Mountaineering is one of the most challenging and rewarding of backcountry experiences. The inhospitable conditions, difficult terrain and sheer altitude of the mountain environment make summiting a peak a great personal achievement. But these elements also require advanced climbing and snow travel skills, and necessitate the equipment to deal with situations specific to mountaineering. In addition to climbing harnesses, ropes and similar climbing equipment, there are several tools designed for alpine environments that every mountaineer is familiar with.
An ice axe is shaped like a pick axe but with geometry specifically designed to penetrate ice and snow. This tools is absolutely necessary in any environment that combines snow and ice with steep slopes. As safety gear, the ice axe can be used to arrest falls.

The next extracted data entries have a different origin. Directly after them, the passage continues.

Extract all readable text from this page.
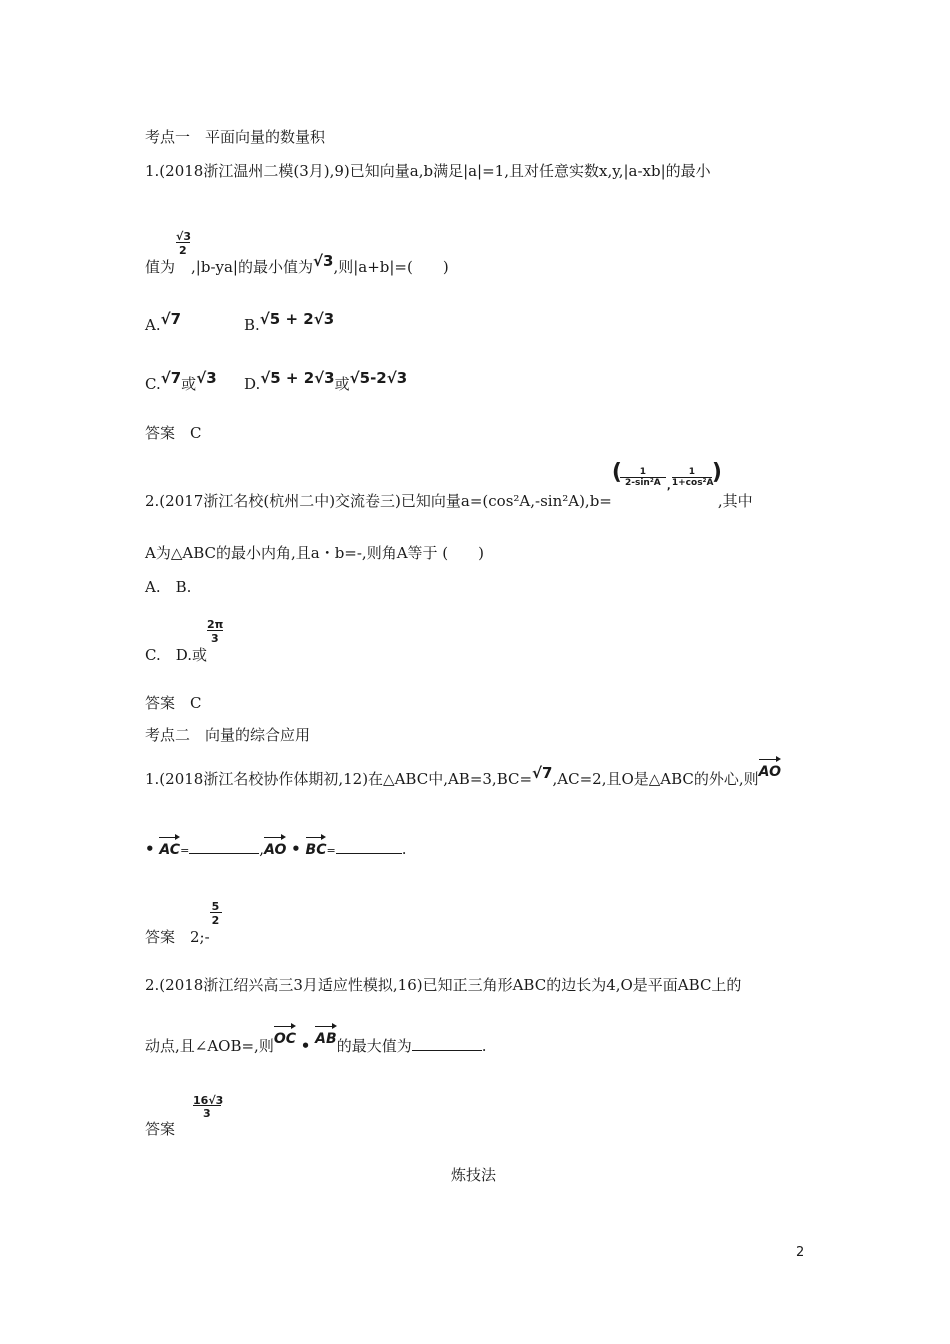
考点一　平面向量的数量积
1.(2018浙江温州二模(3月),9)已知向量a,b满足|a|=1,且对任意实数x,y,|a-xb|的最小
值为 $\frac{√3}{2} ,|b-ya|$的最小值为√3,则|a+b|=(　　)
A.√7	B.√5 + 2√3
C.√7或√3 D.√5 + 2√3或√5-2√3
答案　C
2.(2017浙江名校(杭州二中)交流卷三)已知向量a=(cos²A,-sin²A),b=
(	1
2-sin²A ,
1
1+cos²A
)
,其中
A为△ABC的最小内角,且a・b=-,则角A等于 (　　)
A.　B.
C.　D.或 $\frac{2\pi}{3}$
答案　C
考点二　向量的综合应用
1.(2018浙江名校协作体期初,12)在△ABC中,AB=3,BC=√7,AC=2,且O是△ABC的外心,则
AO
• AC=	,
AO • BC=	.
答案　2;- $\frac{5}{2}$
2.(2018浙江绍兴高三3月适应性模拟,16)已知正三角形ABC的边长为4,O是平面ABC上的
动点,且∠AOB=,则
OC • AB的最大值为	.
答案
16√3
3
炼技法
2
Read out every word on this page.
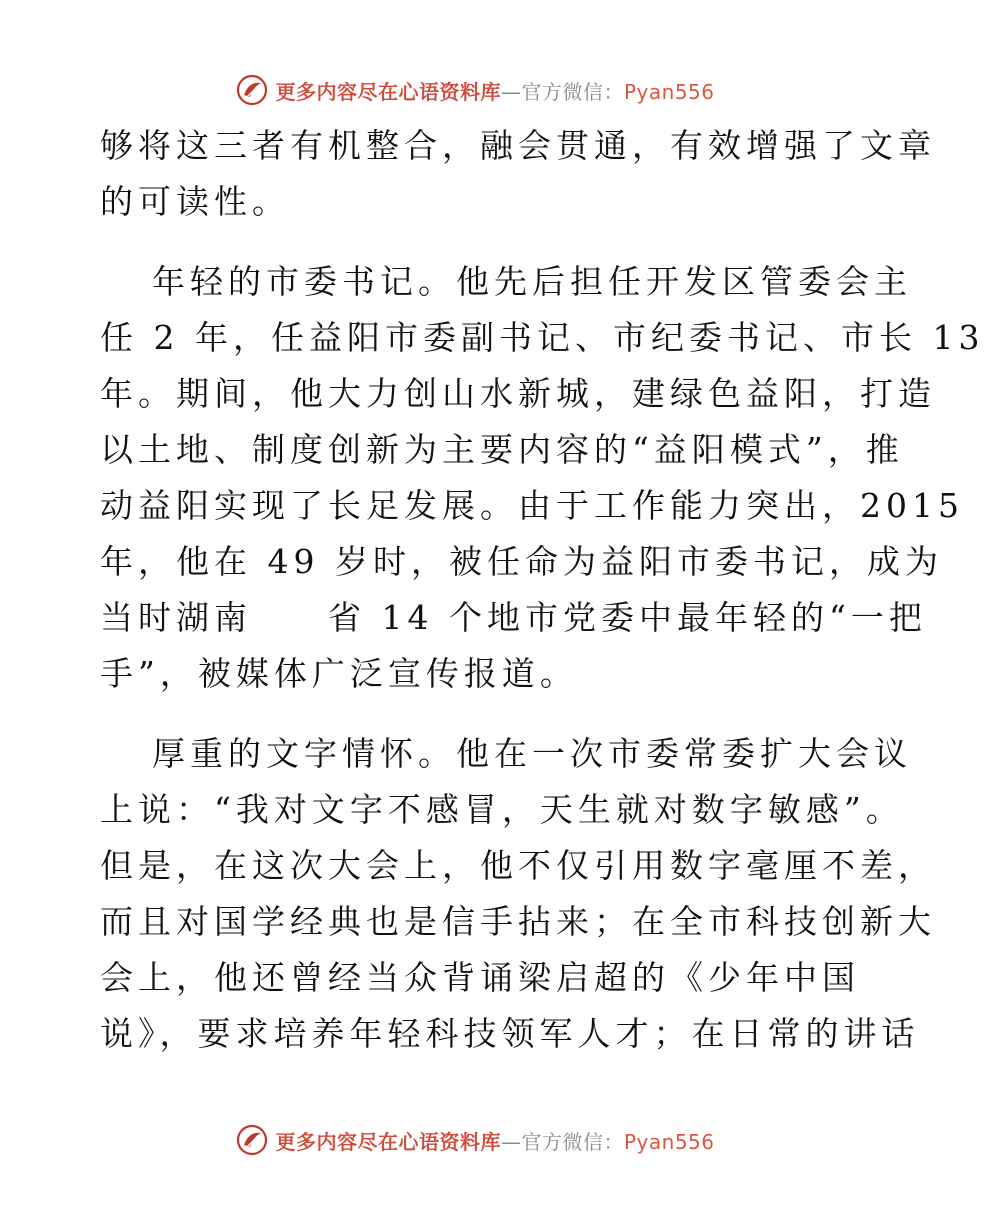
更多内容尽在心语资料库—官方微信：Pyan556
够将这三者有机整合，融会贯通，有效增强了文章
的可读性。
年轻的市委书记。他先后担任开发区管委会主
任 2 年，任益阳市委副书记、市纪委书记、市长 13
年。期间，他大力创山水新城，建绿色益阳，打造
以土地、制度创新为主要内容的“益阳模式”，推
动益阳实现了长足发展。由于工作能力突出，2015
年，他在 49 岁时，被任命为益阳市委书记，成为
当时湖南　　省 14 个地市党委中最年轻的“一把
手”，被媒体广泛宣传报道。
厚重的文字情怀。他在一次市委常委扩大会议
上说：“我对文字不感冒，天生就对数字敏感”。
但是，在这次大会上，他不仅引用数字毫厘不差，
而且对国学经典也是信手拈来；在全市科技创新大
会上，他还曾经当众背诵梁启超的《少年中国
说》，要求培养年轻科技领军人才；在日常的讲话
更多内容尽在心语资料库—官方微信：Pyan556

It is also used in climbing ice and snow to provide the climber with an extra secure contact point with the slope.
Ice axes come in many designs, from basic mountain travel designs to advanced designs for vertical ice climbing.
Crampons attach to the bottom of mountaineering boots to provide traction on snow and ice, and like the ice axe, are indispensable to a mountaineer. Most crampons have 11 or 12 tines that penetrate frozen terrain and can be used to navigate extremely steep snow and ice fields. Advanced crampon designs are made specifically for vertical ice climbing and are able to support a climber with only two tines embedded in the ice.
Skis and Snowshoes
Long, nontechnical approaches over snow require skis or snowshoes to navigate. Both tools prevent the climber from sinking into snow and allows for maximum energy efficiency. Skis are often preferred because of their relative speed over snow; however, snowshoes offer a tempting alternative in certain situations. Snowshoes can handle steep slopes without added equipment, are lighter than skis and can be used in poor snow conditions with minimal inconvenience.
Mountaineers use wands to mark their routes. Wands are simply long rods that are embedded in snow to be visible from a distance. They can be purchased commercially, but many climbers make their own from surveying stakes or similar materials.
Marking a route in the mountains is a fundamental aspect of alpine safety. You should always be able to find a safe regress from the peak, even in poor visibility.
A small, packable snow shovel is useful for making wind barriers and cooking platforms in camp, and is also a valuable safety tool. If you are trapped in an snow-rich environment, a shovel will allow you to quickly build a snow shelter--a life saving survival technique.